While the exact mechanism that causes Sydenham's chorea is unknown, it is thought to be associated with an autoimmune reaction to the streptococcal infection. The chorea that occurs in individuals who have Sydenham's chorea start to appear over hours and peak within several days. The most common manifestations are involuntary facial expressions, and the inability to perform normal daily tasks like talking, walking, holding objects, dressing, and eating. Movement tics and restless spasms are also common chorea manifestations in Sydenham's chorea.
Friedreich's Ataxia
An individual with chorea may also be affected by Friedreich's ataxia, a rare disease that causes patients to have problems with normal speech, walking, and a loss of sensation in the legs and arms. Friedreich's ataxia is caused by a mutation in the FXN gene in an autosomal recessive fashion. This mutation causes progressive damage to the spinal cord, brain, and heart. Friedreich's ataxia is most commonly diagnosed in individuals between ten and fifteen years old.

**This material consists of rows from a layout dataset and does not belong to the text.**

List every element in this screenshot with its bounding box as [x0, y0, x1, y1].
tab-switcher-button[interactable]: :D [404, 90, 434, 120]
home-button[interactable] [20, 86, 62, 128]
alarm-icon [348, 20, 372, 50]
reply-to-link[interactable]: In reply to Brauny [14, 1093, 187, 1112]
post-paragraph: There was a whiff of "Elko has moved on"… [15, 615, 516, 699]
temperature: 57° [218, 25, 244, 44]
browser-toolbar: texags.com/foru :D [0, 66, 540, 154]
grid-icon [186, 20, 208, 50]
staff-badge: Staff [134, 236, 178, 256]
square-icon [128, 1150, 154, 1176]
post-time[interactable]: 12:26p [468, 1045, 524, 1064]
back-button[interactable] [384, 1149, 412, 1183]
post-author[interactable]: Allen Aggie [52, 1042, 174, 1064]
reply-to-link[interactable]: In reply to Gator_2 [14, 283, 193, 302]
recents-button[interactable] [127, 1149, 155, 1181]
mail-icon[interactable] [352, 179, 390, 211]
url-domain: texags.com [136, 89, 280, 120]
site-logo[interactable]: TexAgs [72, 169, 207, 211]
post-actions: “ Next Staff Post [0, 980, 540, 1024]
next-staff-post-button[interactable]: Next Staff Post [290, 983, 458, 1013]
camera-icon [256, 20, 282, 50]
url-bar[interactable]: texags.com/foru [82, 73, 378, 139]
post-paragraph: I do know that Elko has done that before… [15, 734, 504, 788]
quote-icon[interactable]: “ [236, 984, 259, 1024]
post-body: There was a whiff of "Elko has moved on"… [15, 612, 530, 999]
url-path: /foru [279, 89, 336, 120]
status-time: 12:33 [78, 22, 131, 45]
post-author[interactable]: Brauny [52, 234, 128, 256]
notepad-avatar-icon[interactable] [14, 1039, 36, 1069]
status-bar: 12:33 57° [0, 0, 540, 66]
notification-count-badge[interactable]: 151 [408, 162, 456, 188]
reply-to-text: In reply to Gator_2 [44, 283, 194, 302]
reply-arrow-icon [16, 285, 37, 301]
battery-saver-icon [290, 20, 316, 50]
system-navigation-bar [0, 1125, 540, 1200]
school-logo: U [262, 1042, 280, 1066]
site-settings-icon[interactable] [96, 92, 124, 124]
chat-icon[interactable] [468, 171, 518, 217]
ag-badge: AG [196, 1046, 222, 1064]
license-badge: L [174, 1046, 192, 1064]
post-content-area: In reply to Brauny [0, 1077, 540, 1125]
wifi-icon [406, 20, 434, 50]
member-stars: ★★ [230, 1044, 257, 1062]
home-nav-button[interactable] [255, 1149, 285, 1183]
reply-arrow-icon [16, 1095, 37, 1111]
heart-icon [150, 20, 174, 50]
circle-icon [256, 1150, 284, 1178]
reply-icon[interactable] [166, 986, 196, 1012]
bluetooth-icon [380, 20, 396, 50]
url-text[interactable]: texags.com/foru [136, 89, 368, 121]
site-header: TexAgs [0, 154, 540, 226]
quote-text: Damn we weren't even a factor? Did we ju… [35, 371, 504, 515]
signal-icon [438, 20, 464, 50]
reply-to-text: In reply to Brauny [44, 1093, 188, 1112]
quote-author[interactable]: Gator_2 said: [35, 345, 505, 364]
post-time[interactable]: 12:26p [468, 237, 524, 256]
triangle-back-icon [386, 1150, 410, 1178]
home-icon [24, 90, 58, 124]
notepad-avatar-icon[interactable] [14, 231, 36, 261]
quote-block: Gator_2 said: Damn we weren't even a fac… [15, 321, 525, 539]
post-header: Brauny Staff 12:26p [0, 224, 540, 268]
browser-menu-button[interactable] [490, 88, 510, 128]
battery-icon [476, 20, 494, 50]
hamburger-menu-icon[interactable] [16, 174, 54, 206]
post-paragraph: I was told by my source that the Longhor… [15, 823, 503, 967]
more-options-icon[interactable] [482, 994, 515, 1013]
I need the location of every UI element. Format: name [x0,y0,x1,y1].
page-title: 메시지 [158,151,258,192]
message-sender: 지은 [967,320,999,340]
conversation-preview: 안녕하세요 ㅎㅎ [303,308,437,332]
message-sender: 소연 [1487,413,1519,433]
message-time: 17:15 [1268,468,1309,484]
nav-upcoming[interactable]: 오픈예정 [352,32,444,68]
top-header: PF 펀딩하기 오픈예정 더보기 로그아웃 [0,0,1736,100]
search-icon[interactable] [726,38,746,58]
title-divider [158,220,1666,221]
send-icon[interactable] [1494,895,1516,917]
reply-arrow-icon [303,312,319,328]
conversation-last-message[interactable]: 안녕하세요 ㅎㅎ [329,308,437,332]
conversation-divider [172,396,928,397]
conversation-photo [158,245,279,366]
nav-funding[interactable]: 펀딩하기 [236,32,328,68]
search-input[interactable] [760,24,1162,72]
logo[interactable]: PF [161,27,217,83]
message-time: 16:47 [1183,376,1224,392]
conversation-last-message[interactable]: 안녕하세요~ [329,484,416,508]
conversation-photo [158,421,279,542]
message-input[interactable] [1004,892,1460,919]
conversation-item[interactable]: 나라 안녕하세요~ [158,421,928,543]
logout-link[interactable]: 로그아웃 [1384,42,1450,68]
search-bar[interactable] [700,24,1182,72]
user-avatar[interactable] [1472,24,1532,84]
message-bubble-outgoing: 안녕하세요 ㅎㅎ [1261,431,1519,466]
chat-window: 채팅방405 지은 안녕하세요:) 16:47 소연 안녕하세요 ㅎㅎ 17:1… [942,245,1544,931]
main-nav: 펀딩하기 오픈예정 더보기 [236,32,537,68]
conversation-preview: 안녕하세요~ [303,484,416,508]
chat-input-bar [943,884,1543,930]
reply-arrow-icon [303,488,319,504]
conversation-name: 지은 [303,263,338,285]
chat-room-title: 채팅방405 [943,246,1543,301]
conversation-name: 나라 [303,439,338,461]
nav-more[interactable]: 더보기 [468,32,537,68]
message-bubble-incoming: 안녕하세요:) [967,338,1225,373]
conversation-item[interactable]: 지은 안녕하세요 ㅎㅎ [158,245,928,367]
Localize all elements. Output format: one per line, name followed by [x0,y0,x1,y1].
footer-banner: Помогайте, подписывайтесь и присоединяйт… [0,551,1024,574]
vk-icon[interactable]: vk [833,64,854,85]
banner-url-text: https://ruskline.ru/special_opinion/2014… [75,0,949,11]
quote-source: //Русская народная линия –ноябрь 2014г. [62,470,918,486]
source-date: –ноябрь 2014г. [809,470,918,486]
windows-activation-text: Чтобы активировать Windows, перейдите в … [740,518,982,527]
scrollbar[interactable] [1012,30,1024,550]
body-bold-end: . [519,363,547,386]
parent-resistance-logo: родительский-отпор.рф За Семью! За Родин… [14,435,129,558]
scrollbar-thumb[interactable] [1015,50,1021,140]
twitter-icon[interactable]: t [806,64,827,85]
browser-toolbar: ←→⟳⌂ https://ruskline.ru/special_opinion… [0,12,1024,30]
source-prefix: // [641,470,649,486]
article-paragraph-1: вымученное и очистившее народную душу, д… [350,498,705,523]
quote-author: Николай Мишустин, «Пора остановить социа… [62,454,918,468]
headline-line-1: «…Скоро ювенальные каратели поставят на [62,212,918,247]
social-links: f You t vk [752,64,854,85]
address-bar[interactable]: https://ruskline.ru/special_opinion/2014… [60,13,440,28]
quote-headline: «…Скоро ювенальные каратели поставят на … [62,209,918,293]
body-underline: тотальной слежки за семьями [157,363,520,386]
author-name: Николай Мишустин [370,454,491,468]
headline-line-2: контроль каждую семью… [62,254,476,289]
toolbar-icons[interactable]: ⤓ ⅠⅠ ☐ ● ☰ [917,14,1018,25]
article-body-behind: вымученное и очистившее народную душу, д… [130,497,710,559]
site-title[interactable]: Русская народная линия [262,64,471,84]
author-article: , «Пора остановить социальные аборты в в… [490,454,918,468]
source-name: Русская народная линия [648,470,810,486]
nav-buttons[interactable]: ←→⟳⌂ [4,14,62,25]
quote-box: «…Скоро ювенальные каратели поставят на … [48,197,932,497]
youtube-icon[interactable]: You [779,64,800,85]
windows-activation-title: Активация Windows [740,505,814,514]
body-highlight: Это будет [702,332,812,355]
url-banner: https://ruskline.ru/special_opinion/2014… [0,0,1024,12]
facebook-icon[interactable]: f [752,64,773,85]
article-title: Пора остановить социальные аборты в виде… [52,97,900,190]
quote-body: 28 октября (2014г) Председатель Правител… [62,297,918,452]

Non-chorea symptoms of Friedreich's ataxia include changes in vision, hearing loss, foot deformities, heart abnormalities, shortness of breath, chest pain, and difficulty with the sensation of vibration in the feet. Chorea-related symptoms that manifest in Friedreich's ataxia patients include weak muscles, loss of leg reflexes, poor coordination, irregular limb movements, and involuntary eye movements.
Wilson's Disease
Someone with Wilson's disease may experience chorea as one symptom of their condition. Wilson's disease is a rare disorder where an individual's body becomes overloaded with copper. In a healthy individual, an organ called the liver can remove high levels of copper from the blood and excrete it through the urine. A Wilson's disease patient has a liver that is unable to filter out excess copper from the bloodstream. As a result of this malfunction, copper accumulates in the liver, eyes, and brain. The symptoms of Wilson's disease are based on the organ in which copper accumulates.
Liver-related symptoms of Wilson's disease include weight loss, vomiting, nausea, appetite loss, itching, jaundice, edema, and muscle cramps. Chorea occurs in some patients as the result of copper toxicity in the brain tissues. Drooling, abnormal walking, clumsiness with the hands, and speech impairment are the main chorea-related symptoms that occur in individuals who have Wilson's disease. Additional symptoms related to copper accumulation in the brain and other tissues include migraines, insomnia, mood changes, depression, personality changes, vision impairment, and memory problems.
Cerebrovascular Disease
Cerebrovascular disease is a subgroup of conditions, disorders, and diseases that cause adverse effects in the blood supply and blood vessels of the brain tissue. Cerebrovascular disease has several causes, such as atherosclerosis, cerebral venous thrombosis, and arterial blood clot. Vascular malformation, transient ischemic attack, aneurysm, and stroke are all considered cerebrovascular diseases. All forms of cerebrovascular disease can result in brain tissue damage from the obstruction of blood flow in the brain tissues.
Different medical events have different symptoms, but general non-chorea symptoms that occur in cerebrovascular disease include losing vision on one side, severe headache, confusion, and face drooping. Symptoms related to chorea in cerebrovascular disease patients include arm weakness, speech problems, balance loss, weakness on one side of the body, and paralysis on one side of the body.